Fair Dataset Distillation via Cross-Group Barycenter Alignment

arXiv cs.AI / 5/4/2026

💬 OpinionIdeas & Deep AnalysisModels & Research

Key Points

  • The paper studies dataset distillation and finds that demographic groups with different predictive patterns make it hard to preserve useful signals for all subgroups at once.
  • It shows that performance losses for some subgroups (and resulting fairness gaps) can occur regardless of whether group sizes are only slightly or highly imbalanced.
  • The authors argue these fairness gaps are not fixed simply by correcting group imbalance, because they arise from fundamental mismatches in subgroup predictive patterns rather than from sample-size effects.
  • They propose a formal solution based on finding a group-imbalance-agnostic “barycenter” of predictive information, then distilling toward a shared aggregate representation across subgroups.
  • Experiments indicate the method is compatible with existing distillation approaches and substantially reduces bias introduced by dataset distillation.

Abstract

Dataset Distillation aims to compress a large dataset into a small synthetic one while maintaining predictive performance.
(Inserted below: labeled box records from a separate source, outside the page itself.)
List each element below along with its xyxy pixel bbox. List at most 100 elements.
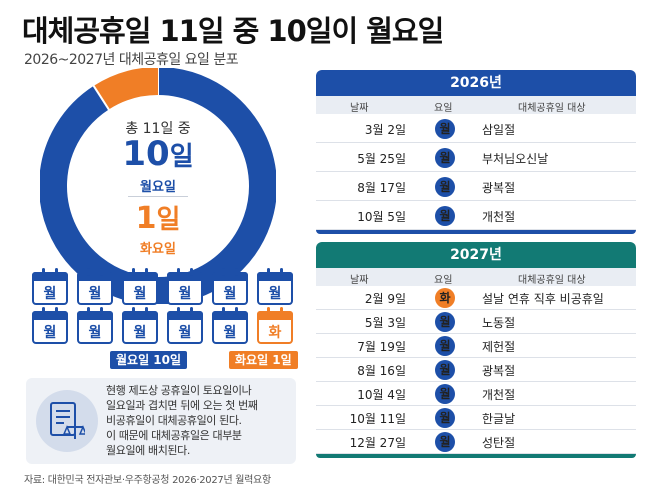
row-holiday: 광복절	[482, 181, 516, 195]
document-scale-icon	[36, 390, 98, 452]
calendar-monday-icon: 월	[257, 268, 293, 305]
table-row: 3월 2일 월 삼일절	[316, 114, 636, 143]
row-holiday: 설날 연휴 직후 비공휴일	[482, 292, 604, 306]
calendar-ring	[280, 307, 283, 315]
row-date: 10월 4일	[357, 388, 406, 402]
calendar-monday-icon: 월	[212, 307, 248, 344]
calendar-ring	[55, 307, 58, 315]
calendar-day-label: 월	[43, 325, 57, 341]
monday-label: 월요일	[140, 180, 176, 195]
calendar-ring	[132, 268, 135, 276]
row-day-badge: 월	[435, 206, 455, 226]
table-row: 5월 25일 월 부처님오신날	[316, 143, 636, 172]
row-day-badge: 월	[435, 119, 455, 139]
table-2027-rows: 2월 9일 화 설날 연휴 직후 비공휴일 5월 3일 월 노동절 7월 19일 월 제헌절 8월…	[316, 286, 636, 454]
calendar-ring	[177, 268, 180, 276]
calendar-ring	[222, 268, 225, 276]
table-2027: 2027년 날짜 요일 대체공휴일 대상 2월 9일 화 설날 연휴 직후 비공휴일…	[316, 242, 636, 458]
row-day-badge: 월	[435, 408, 455, 428]
calendar-day-label: 월	[43, 286, 57, 302]
table-row: 8월 16일 월 광복절	[316, 358, 636, 382]
monday-count-unit: 일	[169, 142, 194, 172]
row-date: 12월 27일	[349, 436, 406, 450]
note-line: 월요일에 배치된다.	[106, 444, 190, 457]
row-date: 8월 16일	[357, 364, 406, 378]
calendar-day-label: 월	[178, 325, 192, 341]
col-date: 날짜	[350, 275, 369, 286]
calendar-ring	[145, 307, 148, 315]
row-day-badge: 월	[435, 384, 455, 404]
row-day-badge: 월	[435, 177, 455, 197]
source-note: 자료: 대한민국 전자관보·우주항공청 2026·2027년 월력요항	[24, 475, 271, 486]
row-date: 2월 9일	[364, 292, 406, 306]
note-line: 일요일과 겹치면 뒤에 오는 첫 번째	[106, 399, 258, 412]
page-subtitle: 2026~2027년 대체공휴일 요일 분포	[24, 52, 239, 68]
row-holiday: 개천절	[482, 388, 516, 402]
calendar-ring	[132, 307, 135, 315]
table-row: 7월 19일 월 제헌절	[316, 334, 636, 358]
calendar-ring	[190, 268, 193, 276]
row-holiday: 제헌절	[482, 340, 516, 354]
col-target: 대체공휴일 대상	[518, 275, 586, 286]
calendar-ring	[190, 307, 193, 315]
row-date: 5월 25일	[357, 152, 406, 166]
calendar-tuesday-icon: 화	[257, 307, 293, 344]
row-date: 10월 5일	[357, 210, 406, 224]
table-2026-footer	[316, 230, 636, 234]
row-day-badge: 화	[435, 288, 455, 308]
calendar-ring	[55, 268, 58, 276]
donut-center: 총 11일 중 10일 월요일 1일 화요일	[40, 68, 276, 304]
table-2026-header: 2026년	[316, 70, 636, 96]
note-line: 이 때문에 대체공휴일은 대부분	[106, 429, 242, 442]
calendar-ring	[87, 307, 90, 315]
calendar-ring	[100, 307, 103, 315]
donut-slice-divider	[92, 84, 111, 111]
calendar-day-label: 월	[133, 286, 147, 302]
calendar-ring	[145, 268, 148, 276]
note-text: 현행 제도상 공휴일이 토요일이나 일요일과 겹치면 뒤에 오는 첫 번째 비공…	[106, 383, 292, 458]
calendar-ring	[235, 307, 238, 315]
table-2026-rows: 3월 2일 월 삼일절 5월 25일 월 부처님오신날 8월 17일 월 광복절 10월 5일 월 개…	[316, 114, 636, 230]
calendar-ring	[87, 268, 90, 276]
calendar-ring	[267, 268, 270, 276]
row-date: 10월 11일	[349, 412, 406, 426]
table-row: 12월 27일 월 성탄절	[316, 430, 636, 454]
row-holiday: 부처님오신날	[482, 152, 549, 166]
calendar-monday-icon: 월	[167, 268, 203, 305]
monday-count-number: 10	[122, 134, 170, 174]
calendar-monday-icon: 월	[32, 307, 68, 344]
row-holiday: 삼일절	[482, 123, 516, 137]
table-row: 8월 17일 월 광복절	[316, 172, 636, 201]
note-line: 현행 제도상 공휴일이 토요일이나	[106, 384, 252, 397]
table-row: 5월 3일 월 노동절	[316, 310, 636, 334]
calendar-ring	[177, 307, 180, 315]
col-day: 요일	[434, 275, 453, 286]
calendar-ring	[42, 268, 45, 276]
donut-slice-tuesday	[93, 68, 159, 110]
donut-divider	[128, 196, 188, 197]
monday-count: 10일	[40, 134, 276, 174]
calendar-monday-icon: 월	[32, 268, 68, 305]
note-line: 비공휴일이 대체공휴일이 된다.	[106, 414, 242, 427]
row-day-badge: 월	[435, 148, 455, 168]
calendar-day-label: 월	[133, 325, 147, 341]
row-holiday: 광복절	[482, 364, 516, 378]
row-date: 7월 19일	[357, 340, 406, 354]
calendar-monday-icon: 월	[122, 307, 158, 344]
calendar-day-label: 월	[88, 286, 102, 302]
donut-total-label: 총 11일 중	[125, 121, 191, 137]
row-holiday: 개천절	[482, 210, 516, 224]
calendar-monday-icon: 월	[122, 268, 158, 305]
table-2027-header: 2027년	[316, 242, 636, 268]
calendar-day-label: 월	[178, 286, 192, 302]
row-date: 3월 2일	[364, 123, 406, 137]
tuesday-count-number: 1	[135, 201, 157, 236]
tuesday-count-unit: 일	[156, 205, 181, 235]
table-2027-footer	[316, 454, 636, 458]
table-row: 10월 11일 월 한글날	[316, 406, 636, 430]
legend-tuesday: 화요일 1일	[229, 351, 298, 369]
col-date: 날짜	[350, 103, 369, 114]
row-holiday: 한글날	[482, 412, 516, 426]
table-row: 2월 9일 화 설날 연휴 직후 비공휴일	[316, 286, 636, 310]
table-row: 10월 5일 월 개천절	[316, 201, 636, 230]
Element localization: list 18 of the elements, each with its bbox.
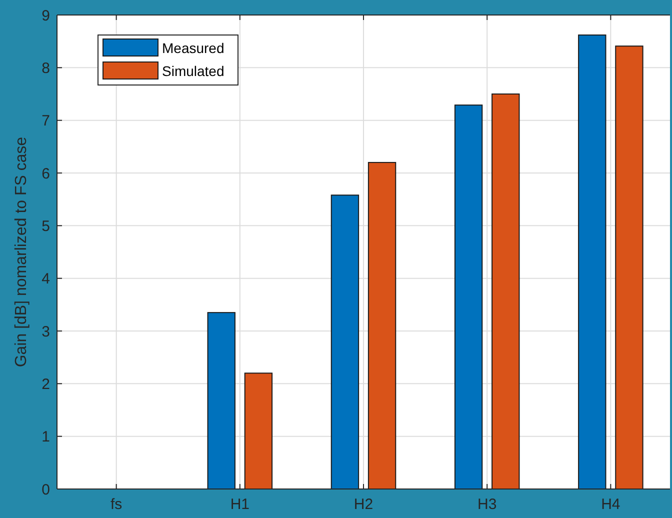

We show that as different demographic groups exhibit distinct predictive patterns, the distillation process struggles to simultaneously preserve informative signals for all subgroups, regardless of whether group sizes are mildly or severely imbalanced. Consequently, models trained on distilled data can experience substantial performance drops for certain subgroups, leading to fairness gaps. Crucially, these gaps do not disappear by merely correcting group imbalance, since they stem from fundamental mismatches in subgroup predictive patterns rather than from sample-size disparities alone. We therefore formally analyze the interaction between these two sources of bias and cast the solution as identifying a group-imbalance-agnostic barycenter of the predictive information that induces similar representations across all subgroups. By distilling toward this shared aggregate representation, we show that group fairness concerns can be reduced. Our approach is compatible with existing distillation methods, and empirical results show that it substantially reduces bias introduced by dataset distillation.